Machine learning models for air pollution modelling

The raw data streams of the network are combined to train a model that estimates the pollutant concentration at a point of interest. Different regression supervised machine learning models can be used (MLR, SVR, RF, KNN, ANN)

Black carbon proxy: Black carbon (BC) is a product of incomplete combustion, present in urban aerosols and sourcing mainly from road traffic. Epidemiological evidence reports positive associations between BC and cardiovascular and respiratory disease. Unfortunately, BC is currently not regulated by the EU Air Quality Directive, which makes the availability of BC measurements operationally expensive and difficult with not enough available data in urban areas from reference air quality monitoring networks in many countries.
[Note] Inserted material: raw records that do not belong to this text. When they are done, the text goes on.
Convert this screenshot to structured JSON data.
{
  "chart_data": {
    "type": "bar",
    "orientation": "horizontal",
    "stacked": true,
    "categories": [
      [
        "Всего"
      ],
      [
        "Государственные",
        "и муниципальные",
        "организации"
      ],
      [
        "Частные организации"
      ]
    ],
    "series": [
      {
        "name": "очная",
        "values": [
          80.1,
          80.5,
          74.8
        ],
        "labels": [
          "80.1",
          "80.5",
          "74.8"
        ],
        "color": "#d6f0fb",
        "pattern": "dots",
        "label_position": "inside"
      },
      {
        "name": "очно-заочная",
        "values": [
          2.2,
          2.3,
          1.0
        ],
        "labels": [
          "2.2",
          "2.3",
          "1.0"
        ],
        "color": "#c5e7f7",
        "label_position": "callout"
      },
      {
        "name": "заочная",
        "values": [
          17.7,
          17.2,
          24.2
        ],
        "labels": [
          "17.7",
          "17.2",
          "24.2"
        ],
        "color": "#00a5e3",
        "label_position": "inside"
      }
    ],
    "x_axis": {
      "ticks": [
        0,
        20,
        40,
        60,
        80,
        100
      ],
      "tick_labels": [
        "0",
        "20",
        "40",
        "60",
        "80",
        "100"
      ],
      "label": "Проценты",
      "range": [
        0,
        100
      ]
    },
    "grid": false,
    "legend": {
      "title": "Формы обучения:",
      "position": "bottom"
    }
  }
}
When there is no sensor available, a ML proxy acts as a specific type of virtual sensor that estimates a target pollutant from indirect sensor measurements.

Factors that limit data quality: Data gaps, noise, and outliers limit the quality of the model estimate. There are imputation mechanism that model a data stream as a function of other measurements in the network (MICE, missForest, KNN, VAE) and can be used to overcome this problems.

Fluid dispersion models

The Navier–Stokes (NS) equations describe the motion of viscous fluids. Considering the NS equations for incompressible flow together with the continuity equation it is possible to model the turbulent transport of airborne pollutants.

Air quality forecast: A dispersion model provides air quality forecasts of airborne pollutants which is then combined with sensor measurements. This process corrects the modeled concentration field so that simulated values are adjusted in magnitude to match observations both in the local vicinity and globally across the domain. This data fusion has the potential to provide insight into the spatial patterns far from the measuring site.

Sensor location: For a given pollution source, the dispersion model computes the concentration gradient at the sensor location which is weighted with properties of the LCS network to obtain an observable area for it components. A strategy for placing sensors can be obtained such taht the coverage area is maximized.